The more important thing would be that the timestamps should eventually line up. That is, when both encoders are finished, look at their last chunks. Ideally, their timestamp + duration
values should be very close. If the last timestamps you get look like 60.71466599999985 62.14641400000001
, and there are no more chunks coming after that, then something is off with the way you encode media, where one medium is somehow longer than the other. That's why there are 25 video chunks still in the queue, because the video is already at 62 seconds, but your audio is still at 60 seconds. Can you look into what's going on there? Can you share how you determine the timestamps for both video and audio? (I assume for audio, it's coming straight out of a MediaStreamTrackProcessor
.)
The question is: do we need to process audio via AudioEncoder? Is it possible to pass AudioData from MediaStreamTrackProcessor to mp4-muxer directly without AudioEncoder?
Again, I'm not sure the AudioEncoder is actually the bottleneck here, especially because encoding audio is also way faster than encoding video. But in general, I guess you can go from AudioData
directly to an EncodedAudioChunk
, but then you must use some raw, uncompressed format, since AudioData
is uncompressed. Probably not what you want!
I fixed the bug with synchronization (in this case, on Mac mini 2014, at least) by simply specifying the "latencyHint": 0.30 (or "playback" at least) option when creating AudioContext.
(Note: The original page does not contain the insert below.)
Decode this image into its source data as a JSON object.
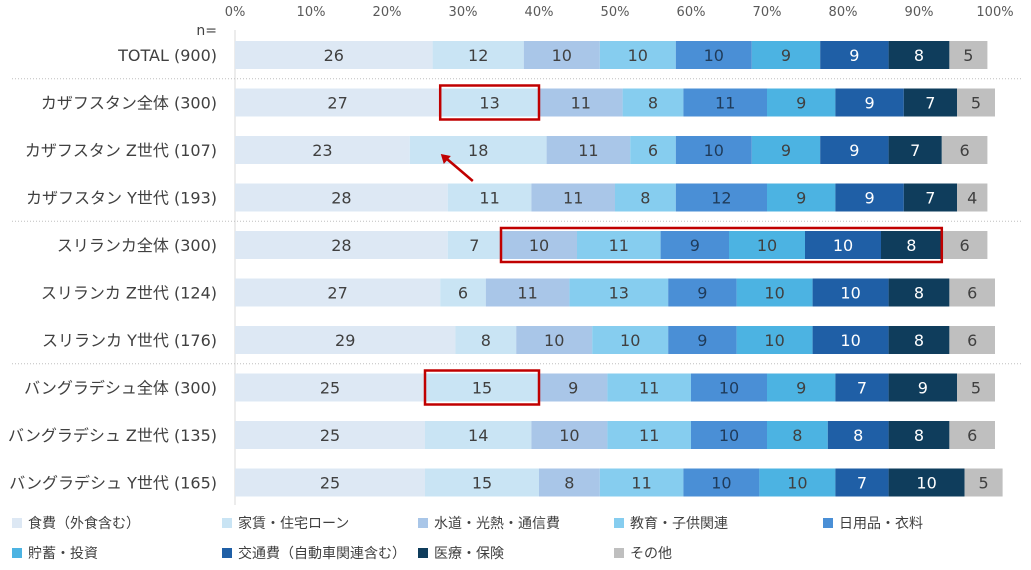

If to leave this option unspecified (default - "interactive"), then clicking sounds will appear after the first 20s of recording - this, in turn, causes the bug with synchronization. Probably, underpowered computers just are not able to process audio fast in "interactive" mode. So, sorry for bothering you.
Thanks for your great module. Until 480p video, it is good. But when I record 720p video, then audio & video sync problem occurs. Audio length is longer than video. Can you guide me how to resolve this issue? Or is it this module's bug?